Ma non illudetevi che sia una patologia americana: è una caratteristica umana, basta leggere un libro di storia; altrimenti ogni guerra sarebbe sfociata in gigantesche rivolte. Invece dopo un po' qualche migliaio di vittime al mese, anche decine di migliaia, diventano tollerabili, figuriamoci poche centinaia.

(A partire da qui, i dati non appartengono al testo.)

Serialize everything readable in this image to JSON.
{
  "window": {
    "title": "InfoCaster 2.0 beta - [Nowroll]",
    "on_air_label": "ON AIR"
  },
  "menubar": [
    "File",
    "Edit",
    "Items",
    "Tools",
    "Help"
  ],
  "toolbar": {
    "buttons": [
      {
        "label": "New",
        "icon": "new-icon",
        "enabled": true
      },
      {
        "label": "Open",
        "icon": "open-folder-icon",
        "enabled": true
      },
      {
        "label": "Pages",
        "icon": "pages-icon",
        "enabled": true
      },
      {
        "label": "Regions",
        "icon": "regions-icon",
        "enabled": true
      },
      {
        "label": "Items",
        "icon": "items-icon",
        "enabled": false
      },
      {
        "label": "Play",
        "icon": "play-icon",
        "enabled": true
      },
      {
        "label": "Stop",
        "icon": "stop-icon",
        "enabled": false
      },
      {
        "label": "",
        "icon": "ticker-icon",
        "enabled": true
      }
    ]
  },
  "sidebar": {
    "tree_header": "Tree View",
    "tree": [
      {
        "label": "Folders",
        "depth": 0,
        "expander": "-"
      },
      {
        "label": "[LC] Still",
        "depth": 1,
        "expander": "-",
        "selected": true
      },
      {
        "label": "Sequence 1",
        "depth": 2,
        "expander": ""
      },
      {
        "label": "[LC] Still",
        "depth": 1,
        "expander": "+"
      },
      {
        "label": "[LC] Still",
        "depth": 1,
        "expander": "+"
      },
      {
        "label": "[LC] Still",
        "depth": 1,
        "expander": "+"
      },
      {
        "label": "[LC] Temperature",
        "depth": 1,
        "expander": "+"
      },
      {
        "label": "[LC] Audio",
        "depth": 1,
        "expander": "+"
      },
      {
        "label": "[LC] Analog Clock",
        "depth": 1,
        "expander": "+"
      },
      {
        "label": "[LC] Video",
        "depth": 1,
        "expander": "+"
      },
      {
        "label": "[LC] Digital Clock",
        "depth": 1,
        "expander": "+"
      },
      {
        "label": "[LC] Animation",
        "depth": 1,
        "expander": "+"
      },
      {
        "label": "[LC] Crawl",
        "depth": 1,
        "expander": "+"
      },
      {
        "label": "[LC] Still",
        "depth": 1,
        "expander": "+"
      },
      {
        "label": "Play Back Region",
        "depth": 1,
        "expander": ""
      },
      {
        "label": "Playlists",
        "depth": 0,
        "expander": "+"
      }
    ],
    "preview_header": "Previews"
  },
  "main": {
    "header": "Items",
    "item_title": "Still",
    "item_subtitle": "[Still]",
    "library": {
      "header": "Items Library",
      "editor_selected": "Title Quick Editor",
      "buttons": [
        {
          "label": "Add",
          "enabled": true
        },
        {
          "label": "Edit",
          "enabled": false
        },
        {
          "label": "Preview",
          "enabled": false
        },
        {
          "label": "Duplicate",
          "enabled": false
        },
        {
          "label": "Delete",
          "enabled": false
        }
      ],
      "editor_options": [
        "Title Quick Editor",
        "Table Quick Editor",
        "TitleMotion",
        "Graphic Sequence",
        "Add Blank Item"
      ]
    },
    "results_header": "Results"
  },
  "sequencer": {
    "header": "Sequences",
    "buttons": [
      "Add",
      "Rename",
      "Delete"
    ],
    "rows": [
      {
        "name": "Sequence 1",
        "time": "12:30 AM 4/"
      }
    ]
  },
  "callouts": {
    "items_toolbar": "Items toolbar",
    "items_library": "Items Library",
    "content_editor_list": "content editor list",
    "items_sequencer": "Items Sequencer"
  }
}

Per cui non aspettatevi che sia l'orrore a scuotere la gente: più orrore c'è più la gente fa finta di non vedere, e si consola pensando che almeno non è toccato a lei. L'unico modo per uscirne à la coscienza, e l'unico modo per prendere coscienza è la lotta politica. In America servirebbe un partito che parlasse al popolo, che mostrasse come tutti questi massacri, tutti, siano conseguenza di un sistema che ha distrutto la solidarietà e i valori sociali per permettere ai furbi, ai fortunati e ai vincenti di diventare oscenamente ricchi; un sistema che impedisce ai meno avventurosi di trovare sicurezza in una comunità e in abitudini consolidate, costringendoli a spostarsi, a rinnovarsi, a rottamare le loro tradizioni in nome dell'esasperata competizione per la novità, non importa se inutile come l'iPhone X. Ma non c'è nessun partito che, negli Stati Uniti, si proponga di smantellare il liberismo o di controllare il consumismo. Non ci sarebbe neppure se di stragi così ce ne fosse una all'ora. L'Europa è ancora in tempo; ma solo se metterà fine, a qualunque costo e in fretta, al processo di demenziale americanizzazione a cui si è rassegnata.